There isn't much that can beat a bowl of tasty soup for lunch in our opinion. This delicious sweet potato soup is packed with warming spices and sweet vegetable goodness! This recipe will make enough for 4-6 typical sized servings or maybe even 8 as a small starter. We used chicken stock cubes because we love the extra flavour it adds but feel free to use vegetable stock cubes if you want to keep the soup suitable for vegetarians.

All you need is a large pan with a lid, the ingredients below and about an hour of spare time!

  • 2 large sweet potatoes (approx. 1kg)
  • 2 medium sized carrots
  • 1 large onion
  • 2 chicken stock cubes (or vegetable stock cubes)
  • 30g of unsalted butter
  • 3 tsps of garlic purée
  • 2 tsps of ginger purée
  • 2 tsps of mild curry powder
  • 1 tsp salt
  • ½ tsp of ground black pepper
  • ¼ tsp cayenne pepper
  • 1 tsp of dried coriander leaf
  • 100ml of single cream
  • 2 tbsps of Just Bee honey
  • 1 tbsp of Crème fraiche, yoghurt, or sour cream (optional topping)
  • Fresh coriander leaf (optional garnish)

Part One: A little preparation.

Using a potato peeler, peel the carrots and sweet potatoes, then chop into fairly even sized chunks around 3-4cm for the sweet potatoes and 1-2cm for the carrots.

Peel and dice the onion.

Add 2 stock cubes to a jug and add 1 litre of boiling water then stir until dissolved.

Put all the above aside ready to add to the pan later.

Part Two: Gentle frying.

Melt the butter in a large pot over low-medium heat. Add the chopped onion and lightly fry in the butter for around 10-15 minutes until soft and just starting to brown a little at the edges.

When the onion is cooked reduce the hob to a low heat, then add the garlic and ginger purée stir into the onions for a minute or two until you smell the aromas coming from the pan. This is a good sign that the ginger and garlic are cooked, keep the heat low as we don't want to burn the garlic.

Part Three: Adding the other ingredients.

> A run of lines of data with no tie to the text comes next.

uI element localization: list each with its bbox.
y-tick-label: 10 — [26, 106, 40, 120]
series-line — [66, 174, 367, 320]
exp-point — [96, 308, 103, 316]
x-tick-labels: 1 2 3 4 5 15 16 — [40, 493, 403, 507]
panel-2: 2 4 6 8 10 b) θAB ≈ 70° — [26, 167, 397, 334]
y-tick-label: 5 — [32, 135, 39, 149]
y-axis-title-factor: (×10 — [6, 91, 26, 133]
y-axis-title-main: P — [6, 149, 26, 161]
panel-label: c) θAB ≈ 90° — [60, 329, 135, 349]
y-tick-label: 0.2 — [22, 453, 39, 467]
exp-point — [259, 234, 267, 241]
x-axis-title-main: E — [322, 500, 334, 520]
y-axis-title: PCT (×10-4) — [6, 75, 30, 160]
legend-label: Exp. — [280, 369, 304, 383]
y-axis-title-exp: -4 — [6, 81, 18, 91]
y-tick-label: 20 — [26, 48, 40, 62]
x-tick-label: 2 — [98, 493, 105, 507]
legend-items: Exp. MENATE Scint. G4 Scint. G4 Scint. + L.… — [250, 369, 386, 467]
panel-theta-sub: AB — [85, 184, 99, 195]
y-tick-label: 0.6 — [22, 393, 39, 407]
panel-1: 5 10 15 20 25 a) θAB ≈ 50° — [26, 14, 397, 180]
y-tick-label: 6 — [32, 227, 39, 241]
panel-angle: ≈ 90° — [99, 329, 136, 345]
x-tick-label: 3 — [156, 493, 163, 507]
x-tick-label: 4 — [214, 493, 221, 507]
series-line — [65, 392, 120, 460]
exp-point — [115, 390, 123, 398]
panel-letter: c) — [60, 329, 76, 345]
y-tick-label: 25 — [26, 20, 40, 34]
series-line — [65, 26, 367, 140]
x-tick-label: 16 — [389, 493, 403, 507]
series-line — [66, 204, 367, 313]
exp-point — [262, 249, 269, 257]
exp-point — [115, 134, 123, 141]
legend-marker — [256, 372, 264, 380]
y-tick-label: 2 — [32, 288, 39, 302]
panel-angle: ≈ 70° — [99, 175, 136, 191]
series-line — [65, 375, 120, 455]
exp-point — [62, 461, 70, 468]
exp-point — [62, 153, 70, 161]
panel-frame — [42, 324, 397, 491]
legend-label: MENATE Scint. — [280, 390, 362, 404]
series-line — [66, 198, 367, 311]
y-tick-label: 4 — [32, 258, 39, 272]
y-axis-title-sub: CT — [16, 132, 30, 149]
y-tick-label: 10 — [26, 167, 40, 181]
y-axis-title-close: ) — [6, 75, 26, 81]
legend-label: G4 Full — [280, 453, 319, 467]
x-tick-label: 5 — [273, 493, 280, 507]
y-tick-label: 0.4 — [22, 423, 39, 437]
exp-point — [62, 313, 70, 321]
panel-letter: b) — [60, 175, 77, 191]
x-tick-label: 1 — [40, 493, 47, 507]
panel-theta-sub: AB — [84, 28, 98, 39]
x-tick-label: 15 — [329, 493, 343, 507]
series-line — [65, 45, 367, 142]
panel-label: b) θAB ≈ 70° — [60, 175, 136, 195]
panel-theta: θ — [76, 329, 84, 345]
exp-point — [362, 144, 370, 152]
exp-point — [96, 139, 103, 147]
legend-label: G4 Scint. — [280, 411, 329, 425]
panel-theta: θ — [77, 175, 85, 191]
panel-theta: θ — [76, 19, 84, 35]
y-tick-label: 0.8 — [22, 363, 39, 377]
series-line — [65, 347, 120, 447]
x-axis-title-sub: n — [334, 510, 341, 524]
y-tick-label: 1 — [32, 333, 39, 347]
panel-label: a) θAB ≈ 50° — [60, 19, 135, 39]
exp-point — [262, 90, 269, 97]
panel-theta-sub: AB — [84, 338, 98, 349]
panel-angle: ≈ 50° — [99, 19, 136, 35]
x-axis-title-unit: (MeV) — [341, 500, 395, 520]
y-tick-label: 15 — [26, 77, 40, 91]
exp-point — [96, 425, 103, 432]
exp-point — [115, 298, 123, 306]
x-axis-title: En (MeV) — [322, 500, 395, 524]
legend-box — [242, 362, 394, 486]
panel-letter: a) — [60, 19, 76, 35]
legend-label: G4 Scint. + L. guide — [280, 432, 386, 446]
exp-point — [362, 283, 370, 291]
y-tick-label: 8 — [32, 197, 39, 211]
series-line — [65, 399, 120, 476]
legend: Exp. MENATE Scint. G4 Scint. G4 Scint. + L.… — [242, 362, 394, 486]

Add the litre of stock we made earlier, then add the curry powder, salt, black pepper, cayenne pepper and dried coriander leaf. Give it all a stir together, then add the sweet potato and carrots. Pop the lid on and turn the hob up to bring to a boil.

Once boiling, reduce the heat and simmer for around 15 minutes or until the sweet potatoes and carrots are soft and tender. Then remove from the hob.

Part Four: Blending the soup.

With the soup off the heat, stir in 100ml of single cream (You can use milk in a pinch, it just makes a slightly less creamy soup, but it's still very tasty!) Then stir in 2 tablespoons of Just Bee original honey.

I like to start blending the soup with a potato masher, just to get the larger chunks of sweet potato broken up. Depending on the texture of soup you prefer, this might be blended enough for you. If you like a super smooth soup, then you can either use a hand blender to blend the soup right in the pan then serve directly to bowls. Otherwise allow to cool a little then transfer the soup to a work-top blender to blend into a smooth soup, you may need to do it a couple of times unless you have a very large blender. You can then return it to the pan and heat it up when you are ready to serve.

Part Five: Serving and Storing.

Once you've added the soup to your serving bowls, you can swirl in a spoonful of Crème fraiche, plain yoghurt or sour cream for extra creaminess and a super pro-look! To finish it off you can add a few fresh coriander leaves on top if you have them too.

If you wanted to go the extra mile, you could also add some croutons, seeds or crispy onions.

Serve with a few chunks of crusty bread for a delicious and filling meal.

This soup has a fairly mild curry taste, if you would prefer a stronger curry flavour you can add a couple of extra teaspoons of curry powder. For a hotter curry flavour you could use medium or hot curry powder instead.

If you want to save some of your soup for another day you can keep it in a sealed container in the fridge for up to 3-4 days.